O recolhimento do passaporte também é inócuo, segundo o desembargador, já que, se o objetivo é impedir que o juiz fuja do país, bastaria que o réu fosse para o Paraguai ou para Argentina, por exemplo, que integram o Mercosul e permitem a entrada de viajantes brasileiros que apresentem apenas a Carteira de Identidade.
"Sou há anos julgador de Câmara Criminal. Raríssimas vezes vi uma pessoa submetida a essas condições ou tamanho rigor com assassinos, estupradores, corruptos de alto calão", frisou Pedro Valls.
"Moro no mesmo prédio do juiz Guttmann, mas em outra torre. A partir do momento da sua prisão, que ele foi envolvido nessa trama, jamais o vi", afirmou o desembargador José Paulo Calmon Nogueira da Gama, ao acompanhar o voto divergente e se postar a favor da revogação das cautelares.
José Paulo Calmon Nogueira da Gama
Desembargador do TJES
"Ele (Gutmann) perdeu, simplesmente, a dignidade"
Nem todos que votaram a favor da revogação das restrições seguiram o fundamento de Pedro Valls Feu Rosa.
"Não vejo incompatibilidade das medidas. Não é que ele não possa cumprimentar colegas, é lógico.
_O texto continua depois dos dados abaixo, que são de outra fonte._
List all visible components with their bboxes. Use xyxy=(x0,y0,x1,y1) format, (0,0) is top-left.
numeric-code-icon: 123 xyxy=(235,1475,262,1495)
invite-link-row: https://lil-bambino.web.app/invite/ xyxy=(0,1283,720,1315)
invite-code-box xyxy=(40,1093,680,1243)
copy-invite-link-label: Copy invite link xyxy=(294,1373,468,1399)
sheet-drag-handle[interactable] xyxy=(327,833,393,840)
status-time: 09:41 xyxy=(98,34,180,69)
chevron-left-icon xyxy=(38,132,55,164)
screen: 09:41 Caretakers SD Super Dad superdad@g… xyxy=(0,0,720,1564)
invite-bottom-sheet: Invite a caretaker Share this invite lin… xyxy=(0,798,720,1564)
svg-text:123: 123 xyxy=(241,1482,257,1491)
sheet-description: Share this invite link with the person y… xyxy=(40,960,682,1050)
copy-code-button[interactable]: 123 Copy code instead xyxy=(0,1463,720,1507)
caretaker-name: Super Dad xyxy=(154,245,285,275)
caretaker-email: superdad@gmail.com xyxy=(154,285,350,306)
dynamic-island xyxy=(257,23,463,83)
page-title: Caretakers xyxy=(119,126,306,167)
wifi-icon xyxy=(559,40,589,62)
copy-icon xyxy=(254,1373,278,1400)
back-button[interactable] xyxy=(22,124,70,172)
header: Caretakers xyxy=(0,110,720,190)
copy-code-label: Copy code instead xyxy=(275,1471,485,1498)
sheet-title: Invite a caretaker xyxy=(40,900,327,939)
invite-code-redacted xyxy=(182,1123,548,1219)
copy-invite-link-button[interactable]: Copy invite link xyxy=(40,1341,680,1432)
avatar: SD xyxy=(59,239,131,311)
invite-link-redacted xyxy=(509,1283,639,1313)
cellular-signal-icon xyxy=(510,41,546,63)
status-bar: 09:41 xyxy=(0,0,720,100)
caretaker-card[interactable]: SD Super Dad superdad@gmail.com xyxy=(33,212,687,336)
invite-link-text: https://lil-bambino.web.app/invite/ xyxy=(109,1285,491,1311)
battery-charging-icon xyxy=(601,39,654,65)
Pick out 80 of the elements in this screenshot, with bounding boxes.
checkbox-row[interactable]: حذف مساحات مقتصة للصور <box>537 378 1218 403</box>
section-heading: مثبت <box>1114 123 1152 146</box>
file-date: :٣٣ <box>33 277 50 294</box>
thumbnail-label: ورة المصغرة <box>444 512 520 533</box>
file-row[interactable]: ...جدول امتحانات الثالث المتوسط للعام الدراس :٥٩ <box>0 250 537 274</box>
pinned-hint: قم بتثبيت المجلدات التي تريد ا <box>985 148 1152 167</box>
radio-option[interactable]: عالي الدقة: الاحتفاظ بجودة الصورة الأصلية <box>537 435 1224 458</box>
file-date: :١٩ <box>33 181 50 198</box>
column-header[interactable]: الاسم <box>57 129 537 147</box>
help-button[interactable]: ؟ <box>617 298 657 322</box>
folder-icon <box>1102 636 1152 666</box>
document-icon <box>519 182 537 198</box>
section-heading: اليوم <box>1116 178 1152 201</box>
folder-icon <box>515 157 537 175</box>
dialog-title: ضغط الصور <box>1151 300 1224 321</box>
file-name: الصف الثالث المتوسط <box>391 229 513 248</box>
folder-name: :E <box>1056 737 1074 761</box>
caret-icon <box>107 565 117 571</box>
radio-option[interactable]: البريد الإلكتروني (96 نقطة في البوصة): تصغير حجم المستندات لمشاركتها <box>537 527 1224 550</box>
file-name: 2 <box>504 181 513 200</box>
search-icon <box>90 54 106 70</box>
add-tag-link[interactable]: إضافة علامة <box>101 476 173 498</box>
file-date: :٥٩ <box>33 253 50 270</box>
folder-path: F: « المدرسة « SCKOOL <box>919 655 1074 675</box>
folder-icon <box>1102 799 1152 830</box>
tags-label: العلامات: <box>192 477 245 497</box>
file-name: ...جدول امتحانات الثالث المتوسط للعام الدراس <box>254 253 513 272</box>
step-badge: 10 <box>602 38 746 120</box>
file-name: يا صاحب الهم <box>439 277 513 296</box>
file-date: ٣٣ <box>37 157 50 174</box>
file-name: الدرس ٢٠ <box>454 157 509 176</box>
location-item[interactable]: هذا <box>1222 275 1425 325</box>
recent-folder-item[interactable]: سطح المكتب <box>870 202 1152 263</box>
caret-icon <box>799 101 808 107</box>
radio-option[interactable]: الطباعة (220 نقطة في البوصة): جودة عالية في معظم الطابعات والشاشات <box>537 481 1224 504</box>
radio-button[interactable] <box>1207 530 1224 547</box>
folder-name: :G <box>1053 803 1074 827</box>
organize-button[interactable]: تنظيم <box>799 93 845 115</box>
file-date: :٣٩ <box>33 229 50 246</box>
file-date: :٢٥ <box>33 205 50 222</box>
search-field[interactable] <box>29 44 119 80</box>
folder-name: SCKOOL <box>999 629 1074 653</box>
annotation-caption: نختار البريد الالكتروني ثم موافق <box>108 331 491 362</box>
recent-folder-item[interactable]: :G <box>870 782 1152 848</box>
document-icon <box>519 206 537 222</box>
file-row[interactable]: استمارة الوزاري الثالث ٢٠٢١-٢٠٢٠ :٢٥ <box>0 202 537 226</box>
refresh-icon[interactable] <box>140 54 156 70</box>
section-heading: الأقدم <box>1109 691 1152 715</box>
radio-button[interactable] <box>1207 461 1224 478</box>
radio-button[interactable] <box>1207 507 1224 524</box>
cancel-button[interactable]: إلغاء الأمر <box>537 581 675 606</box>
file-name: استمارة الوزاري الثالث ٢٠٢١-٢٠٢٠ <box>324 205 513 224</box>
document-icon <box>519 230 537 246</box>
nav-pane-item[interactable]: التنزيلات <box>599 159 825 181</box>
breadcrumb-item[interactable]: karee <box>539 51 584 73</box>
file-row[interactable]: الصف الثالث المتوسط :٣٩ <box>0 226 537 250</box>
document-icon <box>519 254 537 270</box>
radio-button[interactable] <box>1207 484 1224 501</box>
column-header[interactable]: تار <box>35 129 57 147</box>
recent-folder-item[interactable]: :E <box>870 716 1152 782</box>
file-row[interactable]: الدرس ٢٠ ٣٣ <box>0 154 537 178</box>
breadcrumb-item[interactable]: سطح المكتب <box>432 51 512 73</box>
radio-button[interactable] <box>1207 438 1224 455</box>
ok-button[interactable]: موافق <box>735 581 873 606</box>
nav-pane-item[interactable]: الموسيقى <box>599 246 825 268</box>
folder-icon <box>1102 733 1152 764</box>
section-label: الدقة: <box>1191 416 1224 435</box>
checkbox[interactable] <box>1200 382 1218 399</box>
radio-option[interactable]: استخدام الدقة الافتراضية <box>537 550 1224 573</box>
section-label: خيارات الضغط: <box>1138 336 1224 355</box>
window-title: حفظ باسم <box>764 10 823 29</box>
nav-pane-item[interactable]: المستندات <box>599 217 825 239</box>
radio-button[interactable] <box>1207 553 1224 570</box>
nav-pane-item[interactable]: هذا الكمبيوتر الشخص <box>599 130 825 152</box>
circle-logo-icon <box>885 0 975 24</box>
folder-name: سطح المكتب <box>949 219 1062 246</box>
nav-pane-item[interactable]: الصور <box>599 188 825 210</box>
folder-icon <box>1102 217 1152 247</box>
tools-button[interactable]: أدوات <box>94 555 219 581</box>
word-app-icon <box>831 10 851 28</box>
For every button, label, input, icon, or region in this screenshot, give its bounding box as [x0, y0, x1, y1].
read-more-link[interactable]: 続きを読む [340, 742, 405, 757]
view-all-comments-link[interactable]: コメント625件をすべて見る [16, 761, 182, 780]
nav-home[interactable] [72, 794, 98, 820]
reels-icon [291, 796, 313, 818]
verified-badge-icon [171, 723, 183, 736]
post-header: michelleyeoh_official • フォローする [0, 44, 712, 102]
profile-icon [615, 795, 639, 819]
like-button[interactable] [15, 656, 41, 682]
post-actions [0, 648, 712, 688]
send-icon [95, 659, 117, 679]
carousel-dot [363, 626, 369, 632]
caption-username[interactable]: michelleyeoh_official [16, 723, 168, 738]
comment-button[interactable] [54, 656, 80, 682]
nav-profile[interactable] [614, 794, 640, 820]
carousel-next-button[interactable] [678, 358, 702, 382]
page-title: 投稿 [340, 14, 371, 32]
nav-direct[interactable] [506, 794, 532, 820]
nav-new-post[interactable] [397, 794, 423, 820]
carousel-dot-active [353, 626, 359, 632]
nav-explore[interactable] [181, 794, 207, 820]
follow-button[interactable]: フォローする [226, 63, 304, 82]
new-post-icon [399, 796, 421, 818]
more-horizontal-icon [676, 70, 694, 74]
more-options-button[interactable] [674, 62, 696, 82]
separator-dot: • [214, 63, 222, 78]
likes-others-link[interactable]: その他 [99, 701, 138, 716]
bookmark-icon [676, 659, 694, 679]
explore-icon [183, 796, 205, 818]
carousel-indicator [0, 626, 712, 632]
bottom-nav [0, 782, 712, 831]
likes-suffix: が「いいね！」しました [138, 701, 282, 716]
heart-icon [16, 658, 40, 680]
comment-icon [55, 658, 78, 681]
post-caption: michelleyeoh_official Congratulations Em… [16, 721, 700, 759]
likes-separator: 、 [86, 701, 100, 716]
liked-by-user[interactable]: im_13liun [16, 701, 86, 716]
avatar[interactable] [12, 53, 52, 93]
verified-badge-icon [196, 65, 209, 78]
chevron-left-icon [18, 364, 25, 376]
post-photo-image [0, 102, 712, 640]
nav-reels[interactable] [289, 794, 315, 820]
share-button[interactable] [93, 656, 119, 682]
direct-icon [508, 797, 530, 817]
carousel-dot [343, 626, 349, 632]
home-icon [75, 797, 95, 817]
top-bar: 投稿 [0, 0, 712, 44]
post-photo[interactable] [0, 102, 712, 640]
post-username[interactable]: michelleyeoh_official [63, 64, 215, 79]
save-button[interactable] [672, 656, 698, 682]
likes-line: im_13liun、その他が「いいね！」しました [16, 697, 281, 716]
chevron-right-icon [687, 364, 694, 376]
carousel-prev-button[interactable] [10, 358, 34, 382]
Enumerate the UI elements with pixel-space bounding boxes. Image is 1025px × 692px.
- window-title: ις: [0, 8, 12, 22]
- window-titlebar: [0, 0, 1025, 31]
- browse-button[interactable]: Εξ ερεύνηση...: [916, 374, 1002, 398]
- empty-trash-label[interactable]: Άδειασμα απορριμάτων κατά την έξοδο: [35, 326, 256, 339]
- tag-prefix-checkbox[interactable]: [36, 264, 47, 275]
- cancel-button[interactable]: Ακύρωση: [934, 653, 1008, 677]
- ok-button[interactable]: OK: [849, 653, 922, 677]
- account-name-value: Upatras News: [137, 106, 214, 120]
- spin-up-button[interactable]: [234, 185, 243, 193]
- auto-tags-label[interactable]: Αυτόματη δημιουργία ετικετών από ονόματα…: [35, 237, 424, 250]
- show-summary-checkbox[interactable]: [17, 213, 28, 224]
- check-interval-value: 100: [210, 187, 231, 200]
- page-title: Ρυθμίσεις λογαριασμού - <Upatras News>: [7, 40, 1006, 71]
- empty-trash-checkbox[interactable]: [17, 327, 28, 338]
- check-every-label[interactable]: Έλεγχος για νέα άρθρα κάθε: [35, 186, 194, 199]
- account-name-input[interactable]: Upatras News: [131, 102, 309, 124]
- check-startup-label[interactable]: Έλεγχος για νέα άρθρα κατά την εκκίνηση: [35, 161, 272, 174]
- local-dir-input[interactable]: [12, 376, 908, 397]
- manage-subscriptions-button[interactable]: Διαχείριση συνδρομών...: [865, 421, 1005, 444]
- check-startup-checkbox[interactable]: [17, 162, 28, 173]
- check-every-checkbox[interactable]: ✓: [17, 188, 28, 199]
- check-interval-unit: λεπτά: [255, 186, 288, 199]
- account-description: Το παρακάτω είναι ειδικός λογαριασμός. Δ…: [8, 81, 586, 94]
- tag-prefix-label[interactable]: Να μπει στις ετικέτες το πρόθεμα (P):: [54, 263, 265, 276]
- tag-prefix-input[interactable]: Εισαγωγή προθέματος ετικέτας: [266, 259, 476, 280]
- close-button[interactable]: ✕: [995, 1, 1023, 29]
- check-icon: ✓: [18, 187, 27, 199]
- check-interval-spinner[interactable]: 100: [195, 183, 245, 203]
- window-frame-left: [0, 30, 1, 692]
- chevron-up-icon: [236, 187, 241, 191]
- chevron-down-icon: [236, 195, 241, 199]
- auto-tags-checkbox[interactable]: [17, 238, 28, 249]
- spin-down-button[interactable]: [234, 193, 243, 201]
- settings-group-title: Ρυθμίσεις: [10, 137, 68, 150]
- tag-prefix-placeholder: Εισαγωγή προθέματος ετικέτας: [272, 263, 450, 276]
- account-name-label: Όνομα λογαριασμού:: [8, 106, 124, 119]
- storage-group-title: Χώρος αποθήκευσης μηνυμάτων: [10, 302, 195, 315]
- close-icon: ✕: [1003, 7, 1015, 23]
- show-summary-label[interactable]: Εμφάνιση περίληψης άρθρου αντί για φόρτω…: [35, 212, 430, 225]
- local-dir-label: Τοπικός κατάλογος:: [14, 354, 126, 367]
Ele não pode é manter conversas alongadas", exemplificou o desembargador Fernando Bravin Ruy.
Para ele, entretanto, as medidas "são estéreis para a preservação da instrução penal" e configuram cumprimento antecipado de pena.
SÓ PARA GUTMANN
Além de Carlos Alexandre Gutmann, são réus na ação sobre a suposta venda de sentença o também juiz Alexandre Farina Lopes, o ex-policial civil Hilário Frasson, condenado em outro caso, como mandante do assassinato da ex-mulher, a médica Milena Gottardi, o empresário Eudes Cecatto e o ex-funcionário da Associação dos Magistrados do Espírito Santo (Amages) Davi
A revogação das cautelares não se estende a eles, vale apenas para Gutmann. As defesas dos demais, no entanto, podem pedir que os outros também sejam beneficiados.
Aliás, a defesa de Farina já o fez, alegando que a situação dele é igual à do outro magistrado.
Os dois juízes estão afastados das funções e são também alvos de Processo Administrativo Disciplinar (PAD), cuja pena máxima é a aposentadoria compulsória.
A DEFESA
O advogado de Gutmann, Israel Jorio, defendeu, em sustentação oral no TJES, a revogação das cautelares sob o argumento da desnecessidade das medidas para a garantia da instrução penal e lembrou que já se estendem a mais de 11 meses.
Quanto à acusação de venda de sentença, a defesa sempre alegou a inocência do juiz e destacou que em mensagens trocadas entre os réus o nome de Gutmann é citado por outras pessoas. O próprio Gutmann já disse que seu nome foi usado.